Il compito di chiudere il film è
lasciato alla suggestiva scena del ballo di corte sulle note di Mikhail Glinka;
la macchina da presa balla insieme alle centinaia di comparse in una delle
scene visivamente più belle che abbia mai visto.
I dialoghi sono pochi, corti e
asciutti. Concetti semplici espressi con semplici parole. Il compito di evocare
un vasto spettro di emozioni è riservato alla profonda meraviglia delle
immagini che danzano su una musica altrettanto meravigliosa.
Mi lascia sbalordito pensare alla
mostruosa organizzazione necessaria per realizzare un simile lavoro. Una
coordinazione di circa duemila persone, più di ottocento attori truccati e in
costume pronti ai loro posti molto prima del loro turno.
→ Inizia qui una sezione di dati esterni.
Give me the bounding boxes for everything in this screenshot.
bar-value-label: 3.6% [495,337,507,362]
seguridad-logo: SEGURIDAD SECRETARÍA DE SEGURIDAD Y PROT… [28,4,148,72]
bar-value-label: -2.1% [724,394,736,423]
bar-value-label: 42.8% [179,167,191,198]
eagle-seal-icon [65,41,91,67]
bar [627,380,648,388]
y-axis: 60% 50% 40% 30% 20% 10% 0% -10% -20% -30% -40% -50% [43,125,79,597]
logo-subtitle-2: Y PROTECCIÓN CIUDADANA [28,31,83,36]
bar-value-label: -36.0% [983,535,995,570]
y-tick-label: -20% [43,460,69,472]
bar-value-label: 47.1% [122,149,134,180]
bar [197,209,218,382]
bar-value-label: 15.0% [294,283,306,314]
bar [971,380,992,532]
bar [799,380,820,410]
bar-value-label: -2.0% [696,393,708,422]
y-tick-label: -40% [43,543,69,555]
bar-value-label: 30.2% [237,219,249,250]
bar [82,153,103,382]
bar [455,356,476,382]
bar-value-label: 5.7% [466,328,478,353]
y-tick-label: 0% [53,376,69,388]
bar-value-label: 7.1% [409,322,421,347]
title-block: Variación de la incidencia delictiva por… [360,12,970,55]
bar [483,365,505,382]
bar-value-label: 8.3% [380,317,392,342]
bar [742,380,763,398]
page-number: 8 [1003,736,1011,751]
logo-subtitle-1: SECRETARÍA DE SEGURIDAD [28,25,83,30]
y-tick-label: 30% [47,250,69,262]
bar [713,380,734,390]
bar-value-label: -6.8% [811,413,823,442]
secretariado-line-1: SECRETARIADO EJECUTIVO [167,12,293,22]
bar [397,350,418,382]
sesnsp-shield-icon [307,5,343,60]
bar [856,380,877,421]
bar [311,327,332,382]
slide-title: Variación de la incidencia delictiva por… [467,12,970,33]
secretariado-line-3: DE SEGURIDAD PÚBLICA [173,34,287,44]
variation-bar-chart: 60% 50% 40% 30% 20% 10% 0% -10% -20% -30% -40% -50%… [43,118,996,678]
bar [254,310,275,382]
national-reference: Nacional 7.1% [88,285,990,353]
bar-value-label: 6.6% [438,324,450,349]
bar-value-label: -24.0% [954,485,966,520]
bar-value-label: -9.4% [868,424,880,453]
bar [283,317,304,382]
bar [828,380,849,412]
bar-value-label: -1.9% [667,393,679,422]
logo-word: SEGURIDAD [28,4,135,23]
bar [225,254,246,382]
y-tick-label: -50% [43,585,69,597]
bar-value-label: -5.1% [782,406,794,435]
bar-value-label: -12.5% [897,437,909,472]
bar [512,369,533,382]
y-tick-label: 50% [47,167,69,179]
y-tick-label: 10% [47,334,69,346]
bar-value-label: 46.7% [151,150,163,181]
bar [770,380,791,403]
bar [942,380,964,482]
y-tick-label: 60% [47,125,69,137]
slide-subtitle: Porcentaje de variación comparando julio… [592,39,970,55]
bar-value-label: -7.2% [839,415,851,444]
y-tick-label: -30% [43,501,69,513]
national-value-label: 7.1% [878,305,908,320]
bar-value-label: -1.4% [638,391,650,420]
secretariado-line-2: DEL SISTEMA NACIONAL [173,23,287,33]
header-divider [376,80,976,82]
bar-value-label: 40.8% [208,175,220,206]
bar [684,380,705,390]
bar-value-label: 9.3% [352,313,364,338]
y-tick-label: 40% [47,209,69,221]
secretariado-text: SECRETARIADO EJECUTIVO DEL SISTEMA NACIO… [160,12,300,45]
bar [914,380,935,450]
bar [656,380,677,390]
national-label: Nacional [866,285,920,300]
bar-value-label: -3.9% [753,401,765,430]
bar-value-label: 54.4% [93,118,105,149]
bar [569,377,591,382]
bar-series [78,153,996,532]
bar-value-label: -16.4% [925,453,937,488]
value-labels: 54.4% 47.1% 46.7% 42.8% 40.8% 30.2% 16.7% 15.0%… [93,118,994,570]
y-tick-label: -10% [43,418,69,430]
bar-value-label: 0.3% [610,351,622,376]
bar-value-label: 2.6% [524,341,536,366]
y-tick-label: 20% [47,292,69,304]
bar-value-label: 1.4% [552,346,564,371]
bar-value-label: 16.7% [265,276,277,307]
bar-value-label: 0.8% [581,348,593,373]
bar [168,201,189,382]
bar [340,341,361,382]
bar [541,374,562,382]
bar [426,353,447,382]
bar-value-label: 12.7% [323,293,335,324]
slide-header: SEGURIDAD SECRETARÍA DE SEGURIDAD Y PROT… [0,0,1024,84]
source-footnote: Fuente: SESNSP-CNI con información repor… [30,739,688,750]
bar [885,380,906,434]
Un solo errore, anche
nei secondi finali, ed è tutto da ricominciare.
Un’esperienza straordinaria che ha avuto il merito di
regalare questa piccola perla alla Storia del Cinema.
Sono convinto che tra cent’anni, si studierà questo film come oggi si studiano le pellicole di Ejzenshtejn.
Sono convinto che tra cent’anni, si studierà questo film come oggi si studiano le pellicole di Ejzenshtejn.
A proposito di questo, non riesco a non sorridere pensando
che nella stessa scalinata dell’Ermitage in cui si chiude il film, poco meno di
cent’anni prima, Ejzenshtejn girava le sequenze finali di Ottobre, film altrettanto sperimentale, con dei tagli di montaggio
estremamente serrati per l’epoca. In pratica, con un progetto diametralmente
opposto, ma altrettanto geniale per i suoi tempi! :-)
Robin
Bravo Robin! Bel commento, fa davvero invogliare alla visione!